When an employer decides to grow their team, the first and foremost decision to consider is Culture.
Creating a positive working culture based around your company values, the vision and the direction the company is heading.
The building blocks of trust are unsurprising: They’re old-fashioned managerial virtues like consistency, clear communication, and a willingness to tackle awkward questions.
In our experience, building a trustworthy (and trusting) organisation requires close attention to those virtues. But it also requires a defensive game: You need to protect trustworthiness from its enemies, both big and small, because trust takes years to build but can suffer serious damage in just a moment.
Experimenting and trialing are ways to explore if you are or have made the right decision.
If you have a leader in the business or one for multiple departments, ask them and their closest colleagues if they are trustworthy? If so, how do they know?
We know most will just say they are trustworthy and most of their team are too.
To determine one’s trust, understand their response to the second part of the question and this will reflect their beliefs on personal integrity.
Follow this question with the next:
Do you believe you and your colleagues are capable of building trust in the organisation?
What accounts for the gap between the two sets of answers? With their differing responses, the manager/s are simply acknowledging a fact of organisational life: It takes more than personal integrity to build a trusting, trustworthy organisation. It takes skills, smart supporting processes, and unwavering attention on the part of top managers.
Trust within an organisation is far more complicated and fragile than trust between, say, a consultant and a client. With a client, you can largely control the flow of communication. In an organisation, people are bombarded with multiple, often contradictory messages every day.
People use the word trust in 3 ways:
The first is strategic trust - the trust employees have in the people running the show to make the right strategic decisions. Do top managers have the vision and competence to set the right course, allocate resources intelligently, fulfils the mission, and help the company succeed? The second is personal trust—the trust employees have in their own managers. Do the managers treat employees fairly? Do they consider employees’ needs when making decisions about the business and put the company’s needs ahead of their own desires? The third is organisational trust—the trust people have not in any individual but in the company itself. Are processes well designed, consistent, and fair? Does the company support your growth and goals.
These three types of trust are distinct, but they’re linked in important ways.
Every time an individual manager violates the personal trust of their direct reports, their organisational trust will be shaken.
As difficult as it is to build and maintain trust within organisations, it’s critical.
So what advice should one take when this occurs?
You need to protect trustworthiness from its enemies, both big and small, because trust takes years to build but can suffer serious damage in just a moment.
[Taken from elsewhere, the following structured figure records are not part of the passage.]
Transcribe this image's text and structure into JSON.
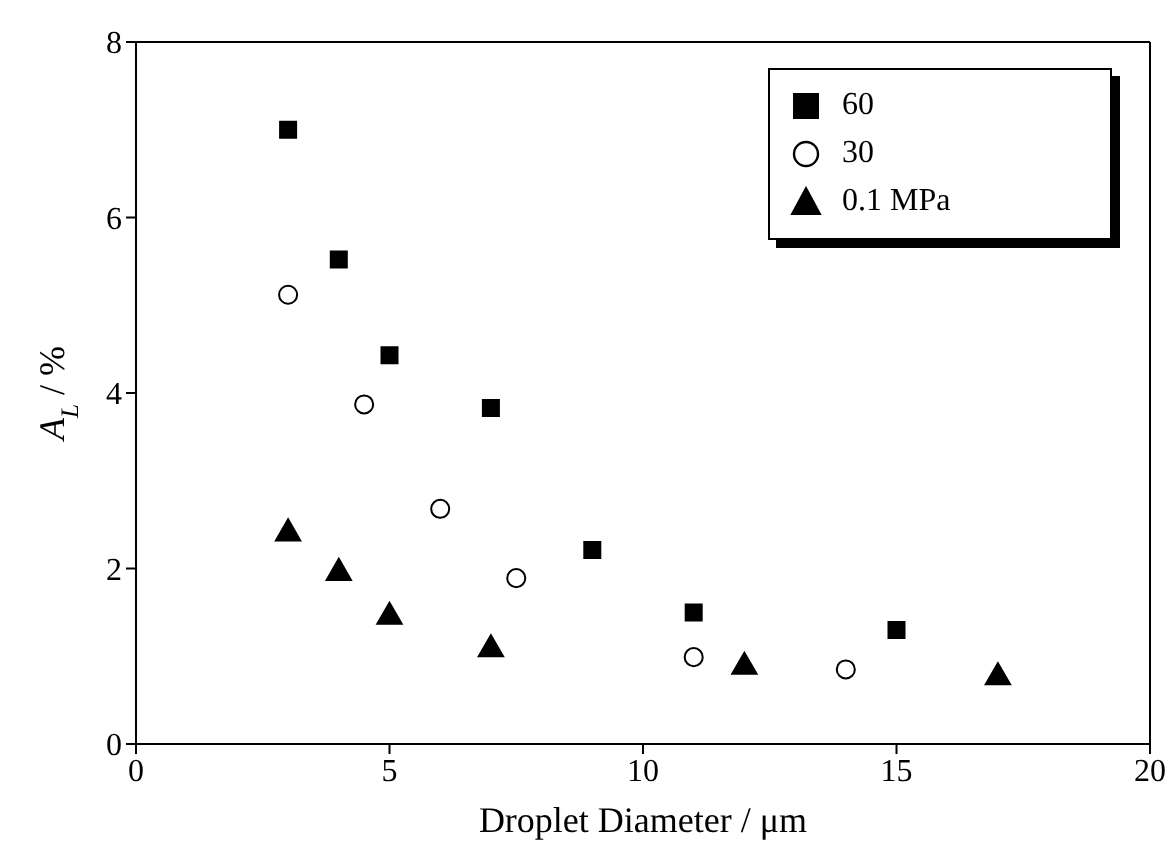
{
  "chart_data": {
    "type": "scatter",
    "xlabel": "Droplet Diameter / μm",
    "ylabel": "A$_{L}$ / %",
    "xlim": [
      0,
      20
    ],
    "xticks": [
      0,
      5,
      10,
      15,
      20
    ],
    "ylim": [
      0,
      8
    ],
    "yticks": [
      0,
      2,
      4,
      6,
      8
    ],
    "grid": false,
    "legend": "top right",
    "series": [
      {
        "name": "60",
        "color": "#000000",
        "marker": "square",
        "x": [
          3,
          4,
          5,
          7,
          9,
          11,
          15
        ],
        "values": [
          7.0,
          5.52,
          4.43,
          3.83,
          2.21,
          1.5,
          1.3
        ]
      },
      {
        "name": "30",
        "color": "#000000",
        "marker": "circle",
        "x": [
          3,
          4.5,
          6,
          7.5,
          11,
          14
        ],
        "values": [
          5.12,
          3.87,
          2.68,
          1.89,
          0.99,
          0.85
        ]
      },
      {
        "name": "0.1 MPa",
        "color": "#000000",
        "marker": "triangle",
        "x": [
          3,
          4,
          5,
          7,
          12,
          17
        ],
        "values": [
          2.4,
          1.95,
          1.45,
          1.08,
          0.88,
          0.76
        ]
      }
    ]
  }
}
Who are the enemies? First line managers are generally the first if something has occurred to them personally that has impacted on them.
Some enemies are overt and some are covert: A conversation you thought was private is repeated and then grossly distorted by the rumor mill. Because any act of bad management erodes trust, the list of enemies could be endless. Practically speaking, though, most breakdowns in trust that we’ve witnessed can be traced back to one common problems involving inconsistencies in company standards and messages conveyed.
But then, there are the people with a cloud of negativity around them. These are often people who have been passed over for promotion or who feel they’ve been shortchanged on bonuses or salaries.
They don’t do anything outright to sabotage the organisation, but they see the downside of everything. Their behaviour often escapes management’s attention, but their coworkers notice.
After a while, people tire of their negative colleagues and may even catch the negativity bug themselves.
And at times there are people who are volatile—or just plain mean—often get away with appalling behaviour because of their technical competence.
Extremely ambitious people, similarly, tend to steamroll their colleagues, destroy teamwork, and put their own agendas ahead of the organisations interests. In both cases, ask yourself, “Is this person so valuable to the company that we should tolerate their behaviour?”
Trust within organisations isn’t easy to pin down. It’s hard to measure, even in a quick-and-dirty way. And suppose you could measure it perfectly—the truth is that no company would ever get a perfect score. Organisations and people are too complicated for that. Nor is it easy to define the trustworthy leader. Some exude emotional intelligence; others appear to be rather boring, extremely consistent bureaucrats. And, being human, even the best of them occasionally make mistakes that erode trust. But trust is the crucial ingredient of organisational effectiveness. Building it, maintaining it, and restoring it when it is damaged must be at the top of every chief executive’s agenda.